Last week the NASDAQ Composite hit a new high for the first time in fifteen years, the Shiller P/E touched its highest levels since the tech boom and both Microsoft and Amazon were up sharply on earnings or in true 90’s style, lack of earnings in the case of Amazon. With a two-term democrat in the White House and six years into a bull cycle, does anyone else feel like they’re stuck in a time machine and reliving all of the highlights of the past bull market?
To see if we’re doomed to repeat the lessons of the past, we did a deep dive into our Quant Movers hoping to discover if that old adage about those who fail to learn from history has definitely been taken to heart by investors in 2015.
We noticed a conspicuous absence of technology funds in either the Behavioral or Fundamental categories this week and while heartening at first glance, checking out the “Fund Statistics” for two of the largest tech funds quickly changed our opinion. The reason the Technology Select Sector SPDR Fund (XLK) and Vanguard Information Technology Index Fund (VGT) didn’t make the short list was that investors had already began putting new capital in the funds prior to the start of earning season with XLK adding $55 million and VGT pulling down nearly $230 million which starting on March 27th sent their Behavioral scores soaring and their Fundamental scores crashing. The overall effect on their ETFG Quant scores has been mixed with XLK declining from 64.6 on March 27th to 55.70 on April 24th, largely due to the decline in the fundamental score although the behavioral score has become decidedly more choppy. And choppy definitely describes the daily changes in the score for VGT as the lack of telecom exposure held by rival XLK offers investors a more pure play tech sector darling.
If the shade of 1999 makes you want to sit down and watch “Office Space” you can stop yourself right there because at least when compared to the other select sector SPDR’s, XLK isn’t the most richly priced or sought after fund, that title continues to be held by the Consumer Discretionary Select SPDR (XLY). Not only does XLY have the highest behavioral score by based on both momentum and sentiment but XLY is easily the most richly priced fund. Tech stocks represented by XLK have a similar fundamental score to the utilities where XLU also outperformed the broader market last week. Some of that rich pricing is surely due to XLY’s large position in Amazon (6.32%) but large allocations to Disney, Starbucks and Netflix have added nearly as many basis points to the returns (although those four stocks make up the bulk of the year to date return.) One thing that XLK does have going for it relative to XLY is a larger relative short interest so short sellers beware.

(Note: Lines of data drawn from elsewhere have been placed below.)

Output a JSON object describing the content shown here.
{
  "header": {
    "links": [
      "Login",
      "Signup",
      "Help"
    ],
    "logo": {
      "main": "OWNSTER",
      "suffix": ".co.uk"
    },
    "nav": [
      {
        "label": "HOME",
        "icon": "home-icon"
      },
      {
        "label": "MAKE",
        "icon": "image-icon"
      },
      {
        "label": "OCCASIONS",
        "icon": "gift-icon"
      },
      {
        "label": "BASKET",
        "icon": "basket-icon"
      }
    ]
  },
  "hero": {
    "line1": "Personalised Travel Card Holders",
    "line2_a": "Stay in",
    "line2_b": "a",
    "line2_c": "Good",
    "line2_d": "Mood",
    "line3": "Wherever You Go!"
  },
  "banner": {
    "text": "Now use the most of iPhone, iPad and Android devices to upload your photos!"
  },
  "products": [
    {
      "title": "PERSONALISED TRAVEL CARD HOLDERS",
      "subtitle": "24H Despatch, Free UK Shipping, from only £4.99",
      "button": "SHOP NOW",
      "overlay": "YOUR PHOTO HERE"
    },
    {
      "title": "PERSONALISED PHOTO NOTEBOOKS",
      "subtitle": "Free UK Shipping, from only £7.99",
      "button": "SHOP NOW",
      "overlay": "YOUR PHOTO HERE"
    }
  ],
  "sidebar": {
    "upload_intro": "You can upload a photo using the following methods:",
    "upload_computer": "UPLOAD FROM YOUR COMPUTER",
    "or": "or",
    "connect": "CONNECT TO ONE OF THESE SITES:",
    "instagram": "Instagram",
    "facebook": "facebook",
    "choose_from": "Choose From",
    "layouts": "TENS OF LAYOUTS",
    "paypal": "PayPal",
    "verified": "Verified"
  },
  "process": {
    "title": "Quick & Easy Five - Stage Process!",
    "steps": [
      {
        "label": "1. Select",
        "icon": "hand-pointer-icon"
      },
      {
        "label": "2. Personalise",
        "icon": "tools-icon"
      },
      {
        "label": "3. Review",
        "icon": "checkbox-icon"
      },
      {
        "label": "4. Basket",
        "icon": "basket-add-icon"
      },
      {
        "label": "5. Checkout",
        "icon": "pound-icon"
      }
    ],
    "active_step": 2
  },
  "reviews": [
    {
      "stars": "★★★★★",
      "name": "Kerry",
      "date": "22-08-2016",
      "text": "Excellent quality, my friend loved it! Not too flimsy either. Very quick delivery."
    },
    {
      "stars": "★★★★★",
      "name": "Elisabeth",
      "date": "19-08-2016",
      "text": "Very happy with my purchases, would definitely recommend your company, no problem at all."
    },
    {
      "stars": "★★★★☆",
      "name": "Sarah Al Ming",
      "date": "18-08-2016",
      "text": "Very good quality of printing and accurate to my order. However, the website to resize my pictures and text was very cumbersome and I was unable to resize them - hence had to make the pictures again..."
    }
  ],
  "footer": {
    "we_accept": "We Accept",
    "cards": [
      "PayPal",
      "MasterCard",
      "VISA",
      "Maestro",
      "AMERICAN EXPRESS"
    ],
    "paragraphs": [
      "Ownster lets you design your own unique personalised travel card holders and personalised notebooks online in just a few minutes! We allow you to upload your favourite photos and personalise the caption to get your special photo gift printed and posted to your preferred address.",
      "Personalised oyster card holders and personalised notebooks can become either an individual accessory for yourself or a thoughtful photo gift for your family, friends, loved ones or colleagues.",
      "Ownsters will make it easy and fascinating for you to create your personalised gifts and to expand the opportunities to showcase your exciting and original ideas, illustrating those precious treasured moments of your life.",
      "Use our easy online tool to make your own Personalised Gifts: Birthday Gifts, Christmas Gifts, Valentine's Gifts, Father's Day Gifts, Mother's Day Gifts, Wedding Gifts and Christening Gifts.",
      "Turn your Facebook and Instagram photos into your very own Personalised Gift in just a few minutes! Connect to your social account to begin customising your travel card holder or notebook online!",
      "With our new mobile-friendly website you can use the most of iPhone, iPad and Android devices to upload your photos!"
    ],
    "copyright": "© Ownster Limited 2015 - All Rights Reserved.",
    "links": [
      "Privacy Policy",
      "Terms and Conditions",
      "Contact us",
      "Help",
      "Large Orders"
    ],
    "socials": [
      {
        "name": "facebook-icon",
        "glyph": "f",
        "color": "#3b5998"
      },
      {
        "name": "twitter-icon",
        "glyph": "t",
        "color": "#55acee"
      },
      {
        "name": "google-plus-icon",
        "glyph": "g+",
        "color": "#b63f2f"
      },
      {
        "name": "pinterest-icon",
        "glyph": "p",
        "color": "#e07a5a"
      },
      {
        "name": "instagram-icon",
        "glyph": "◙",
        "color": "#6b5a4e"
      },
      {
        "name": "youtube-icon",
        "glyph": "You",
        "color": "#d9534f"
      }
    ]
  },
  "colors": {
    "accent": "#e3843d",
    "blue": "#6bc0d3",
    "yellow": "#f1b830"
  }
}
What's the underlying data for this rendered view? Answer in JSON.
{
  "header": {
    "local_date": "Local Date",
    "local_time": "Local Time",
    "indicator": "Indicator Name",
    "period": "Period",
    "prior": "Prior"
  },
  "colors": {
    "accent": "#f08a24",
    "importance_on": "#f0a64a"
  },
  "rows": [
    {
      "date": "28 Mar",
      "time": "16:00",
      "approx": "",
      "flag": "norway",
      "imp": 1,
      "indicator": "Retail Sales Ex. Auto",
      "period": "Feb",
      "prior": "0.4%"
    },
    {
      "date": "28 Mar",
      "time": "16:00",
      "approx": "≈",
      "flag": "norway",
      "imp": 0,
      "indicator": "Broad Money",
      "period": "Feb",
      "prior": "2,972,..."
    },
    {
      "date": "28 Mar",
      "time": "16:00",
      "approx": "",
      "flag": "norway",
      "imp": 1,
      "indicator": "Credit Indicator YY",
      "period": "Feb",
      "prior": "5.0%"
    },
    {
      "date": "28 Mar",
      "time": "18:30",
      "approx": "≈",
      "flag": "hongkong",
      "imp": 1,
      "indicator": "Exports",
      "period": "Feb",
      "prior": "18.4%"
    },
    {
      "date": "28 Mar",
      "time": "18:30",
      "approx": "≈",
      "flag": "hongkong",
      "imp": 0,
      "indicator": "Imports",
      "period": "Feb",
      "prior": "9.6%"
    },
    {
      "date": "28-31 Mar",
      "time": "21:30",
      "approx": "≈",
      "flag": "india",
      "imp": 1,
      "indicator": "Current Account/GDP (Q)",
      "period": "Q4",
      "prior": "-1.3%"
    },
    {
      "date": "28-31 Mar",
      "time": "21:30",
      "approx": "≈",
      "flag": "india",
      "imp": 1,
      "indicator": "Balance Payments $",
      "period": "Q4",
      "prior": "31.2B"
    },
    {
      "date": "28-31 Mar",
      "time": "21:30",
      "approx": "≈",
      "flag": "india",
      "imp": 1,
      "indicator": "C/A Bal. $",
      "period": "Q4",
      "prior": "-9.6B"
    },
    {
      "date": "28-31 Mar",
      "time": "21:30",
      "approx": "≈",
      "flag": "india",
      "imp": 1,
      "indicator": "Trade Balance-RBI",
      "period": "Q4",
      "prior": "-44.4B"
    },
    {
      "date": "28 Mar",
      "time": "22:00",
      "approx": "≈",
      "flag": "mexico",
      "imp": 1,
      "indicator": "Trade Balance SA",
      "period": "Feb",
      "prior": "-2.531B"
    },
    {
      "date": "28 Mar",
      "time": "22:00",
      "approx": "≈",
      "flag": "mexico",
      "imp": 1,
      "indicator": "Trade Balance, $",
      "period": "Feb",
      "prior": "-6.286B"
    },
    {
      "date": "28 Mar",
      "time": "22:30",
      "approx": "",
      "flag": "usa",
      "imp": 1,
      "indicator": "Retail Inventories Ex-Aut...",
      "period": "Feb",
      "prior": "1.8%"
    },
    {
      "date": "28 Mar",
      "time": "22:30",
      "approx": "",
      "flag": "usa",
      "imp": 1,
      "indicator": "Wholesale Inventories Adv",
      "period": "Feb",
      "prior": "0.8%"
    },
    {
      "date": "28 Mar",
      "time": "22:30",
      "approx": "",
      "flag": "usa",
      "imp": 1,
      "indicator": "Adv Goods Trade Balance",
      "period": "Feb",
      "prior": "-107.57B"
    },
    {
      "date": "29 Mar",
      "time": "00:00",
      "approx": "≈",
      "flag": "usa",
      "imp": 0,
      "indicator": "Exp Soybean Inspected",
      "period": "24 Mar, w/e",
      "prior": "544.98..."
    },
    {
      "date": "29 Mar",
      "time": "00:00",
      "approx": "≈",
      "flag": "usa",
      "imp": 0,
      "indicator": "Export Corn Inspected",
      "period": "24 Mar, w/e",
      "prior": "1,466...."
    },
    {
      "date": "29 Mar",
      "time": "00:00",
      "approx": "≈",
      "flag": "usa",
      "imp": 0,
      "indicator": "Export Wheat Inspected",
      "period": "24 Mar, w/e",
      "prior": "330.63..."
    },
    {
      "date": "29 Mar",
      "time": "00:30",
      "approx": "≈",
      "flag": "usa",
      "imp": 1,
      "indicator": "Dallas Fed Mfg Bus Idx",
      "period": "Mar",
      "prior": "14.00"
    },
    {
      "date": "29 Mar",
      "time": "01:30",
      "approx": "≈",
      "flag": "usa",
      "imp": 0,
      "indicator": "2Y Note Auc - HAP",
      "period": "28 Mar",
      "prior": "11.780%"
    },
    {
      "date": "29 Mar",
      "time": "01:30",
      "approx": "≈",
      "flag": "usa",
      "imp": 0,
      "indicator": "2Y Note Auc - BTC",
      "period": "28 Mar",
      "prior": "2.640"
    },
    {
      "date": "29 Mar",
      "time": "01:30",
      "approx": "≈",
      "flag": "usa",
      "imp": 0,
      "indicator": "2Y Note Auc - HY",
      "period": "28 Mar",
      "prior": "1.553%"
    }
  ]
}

But for those investors who’ve decided that history might just repeat itself and looking for a single fund that offers the opportunity to short Amazon and Microsoft, our ETFG Equity Market Grey Reports says that you are out of luck. While there might be an ETF for nearly every fancy, no one has yet to develop a nifty fifty of the internet-era darlings although the First Trust Dow Jones Internet Index Fund (FDN) might come closest. Besides offering a 8.91% weighting in Amazon, FDN also has large weightings in some of the year’s top performers like Netflix (4.71%) and Twitter (3.9%) that have helped put in near the top of the tech heap in 2015 with a YTD return of 11.56%. And if you want late 90’s style pricing, you’ve come to the right place as our ETFG scanner shows the fund’s P/E ratio is trading close to the highest it has ever been. But investors looking to short FDN might be early to the party as the short interest is in its historical lowest quartile although the contrarians out there interpret that as meaning there’s less gas in the tank for another push higher.